Some people may find hammer curls more difficult than other bicep exercises, as they require better wrist stability while lifting heavier weights.
So if you haven't been doing much weight training before or are just starting out, start off by holding lighter weights first till you feel comfortable enough before going up in poundage amount.
#4 Single arm row
Single-arm rows are a great, unilateral exercise for the back and arms. They can even out any muscular imbalance by training each half individually and work the arms by using them as hooks.
A single arm row is done as follows:
- Grabbing one dumbbell, enter a staggered stance, and stand on your left leg with your right leg in front of the left.
- Hold the dumbbells so that they're at shoulder height and vertically aligned with each other.
- Pull the weights up to your chest by bending at the elbow till they reach either side of your torso.
- Lower them back down under control without letting them touch or rest on anything.
#5 Preacher curl
This exercise is great for targeting any weakness in the bicep area. It’s also easy on the joints and won’t cause any pain or injury if done correctly. The only major downside to this exercise is that you need a special machine for it, but as you can do it just as efficiently, this isn’t really anything significant.

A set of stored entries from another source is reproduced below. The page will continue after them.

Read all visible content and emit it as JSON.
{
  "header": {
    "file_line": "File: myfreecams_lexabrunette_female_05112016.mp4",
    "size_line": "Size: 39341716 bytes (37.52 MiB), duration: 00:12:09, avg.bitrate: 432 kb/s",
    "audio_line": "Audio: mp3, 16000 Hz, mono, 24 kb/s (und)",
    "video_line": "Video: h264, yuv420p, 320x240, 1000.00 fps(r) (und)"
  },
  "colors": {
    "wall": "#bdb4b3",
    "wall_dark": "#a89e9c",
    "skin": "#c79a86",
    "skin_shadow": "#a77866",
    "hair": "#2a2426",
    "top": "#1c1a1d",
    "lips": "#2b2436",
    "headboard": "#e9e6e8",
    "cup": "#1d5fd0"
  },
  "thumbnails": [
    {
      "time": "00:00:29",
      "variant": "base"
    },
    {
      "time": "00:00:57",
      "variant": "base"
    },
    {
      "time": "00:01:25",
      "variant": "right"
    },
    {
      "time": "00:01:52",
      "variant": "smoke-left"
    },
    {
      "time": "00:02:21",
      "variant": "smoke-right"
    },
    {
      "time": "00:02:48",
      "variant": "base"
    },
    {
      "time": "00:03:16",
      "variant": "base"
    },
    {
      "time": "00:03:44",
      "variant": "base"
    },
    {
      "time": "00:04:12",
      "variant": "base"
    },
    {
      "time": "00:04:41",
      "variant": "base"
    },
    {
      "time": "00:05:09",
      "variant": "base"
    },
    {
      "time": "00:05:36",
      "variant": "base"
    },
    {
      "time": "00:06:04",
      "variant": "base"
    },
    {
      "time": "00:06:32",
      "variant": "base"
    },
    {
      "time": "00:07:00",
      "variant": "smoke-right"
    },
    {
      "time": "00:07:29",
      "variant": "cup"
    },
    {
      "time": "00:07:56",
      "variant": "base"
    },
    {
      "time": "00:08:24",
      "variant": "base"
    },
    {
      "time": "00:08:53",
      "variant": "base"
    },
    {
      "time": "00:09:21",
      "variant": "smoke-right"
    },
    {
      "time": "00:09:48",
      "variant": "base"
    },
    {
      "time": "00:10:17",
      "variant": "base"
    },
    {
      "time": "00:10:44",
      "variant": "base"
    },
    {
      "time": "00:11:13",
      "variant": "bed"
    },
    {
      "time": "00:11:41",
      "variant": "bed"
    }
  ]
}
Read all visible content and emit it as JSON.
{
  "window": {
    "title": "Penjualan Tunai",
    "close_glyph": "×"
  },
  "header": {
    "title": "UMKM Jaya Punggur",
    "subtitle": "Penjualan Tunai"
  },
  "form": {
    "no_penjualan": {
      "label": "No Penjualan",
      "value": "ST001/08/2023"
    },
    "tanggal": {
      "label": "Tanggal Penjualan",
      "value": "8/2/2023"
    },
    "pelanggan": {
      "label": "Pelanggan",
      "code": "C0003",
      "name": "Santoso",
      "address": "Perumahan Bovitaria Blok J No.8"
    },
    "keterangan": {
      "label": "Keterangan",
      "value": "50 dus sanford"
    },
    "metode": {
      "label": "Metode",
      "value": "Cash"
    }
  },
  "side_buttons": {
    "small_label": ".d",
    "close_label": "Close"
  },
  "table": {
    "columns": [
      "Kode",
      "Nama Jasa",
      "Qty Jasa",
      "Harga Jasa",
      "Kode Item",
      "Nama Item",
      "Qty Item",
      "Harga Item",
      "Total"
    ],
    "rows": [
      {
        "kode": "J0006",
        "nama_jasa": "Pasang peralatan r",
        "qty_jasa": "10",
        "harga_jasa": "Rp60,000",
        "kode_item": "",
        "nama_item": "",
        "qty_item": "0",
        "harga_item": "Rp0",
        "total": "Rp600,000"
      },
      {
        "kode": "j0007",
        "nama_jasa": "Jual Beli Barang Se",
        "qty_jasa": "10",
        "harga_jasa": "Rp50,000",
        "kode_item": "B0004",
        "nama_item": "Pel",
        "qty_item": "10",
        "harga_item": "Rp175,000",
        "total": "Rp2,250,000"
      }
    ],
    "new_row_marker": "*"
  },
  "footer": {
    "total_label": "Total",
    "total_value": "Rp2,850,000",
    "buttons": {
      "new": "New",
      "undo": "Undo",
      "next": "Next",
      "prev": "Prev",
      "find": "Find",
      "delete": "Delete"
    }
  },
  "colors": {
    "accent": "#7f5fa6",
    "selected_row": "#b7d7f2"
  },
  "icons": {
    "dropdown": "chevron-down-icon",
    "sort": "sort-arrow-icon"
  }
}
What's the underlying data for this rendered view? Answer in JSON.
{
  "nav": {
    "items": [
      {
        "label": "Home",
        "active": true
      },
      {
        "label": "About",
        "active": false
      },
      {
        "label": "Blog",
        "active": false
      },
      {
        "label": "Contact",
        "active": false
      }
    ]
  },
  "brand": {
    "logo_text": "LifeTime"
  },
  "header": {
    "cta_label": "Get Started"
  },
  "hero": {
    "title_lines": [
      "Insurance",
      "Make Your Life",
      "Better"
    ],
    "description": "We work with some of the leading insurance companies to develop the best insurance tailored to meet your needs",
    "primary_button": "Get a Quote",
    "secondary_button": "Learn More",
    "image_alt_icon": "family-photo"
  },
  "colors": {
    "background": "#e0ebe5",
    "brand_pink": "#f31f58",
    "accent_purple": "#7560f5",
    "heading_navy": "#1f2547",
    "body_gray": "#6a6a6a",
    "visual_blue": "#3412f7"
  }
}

Here's how to do a preacher curl:
- Stand in front of a preacher curl bench, with your feet planted firmly on the floor.
- Place both hands on the resting pad so that the palms face up, and allow them to rest while locking your elbows.
- Pull the dumbbells up towards your chest by bending at the elbow.
- Perform a few reps.
#6 Cross-body curl
This workout focuses on building the biceps. They bring a unique range of motion to the table and can be great at hitting the brachialis, the shirt head of the bicep, which gives the arms their renowned peak.
Follow these steps to do a solid preacher curl:
- To do the exercise, you will need two dumbbells.
- Stand with your feet shoulder-width apart, and hold one in each hand at arm's length in front of your hips.
- Keep your back straight as you lift the weight up to shoulder level, bringing your left arm to the right shoulder and vice versa, and lower it back down.
- Try to maintain an upright position throughout the movement so that you don't lean forward or backward too much as you lift and lower the weight.
- Perform 8-12 repetitions for each arm before switching sides and repeating for three sets total per side.
It's important to remember that when you're doing arm workouts, you need to keep your shoulders back, and pull in your core. That will help prevent injury and also allow for a better workout.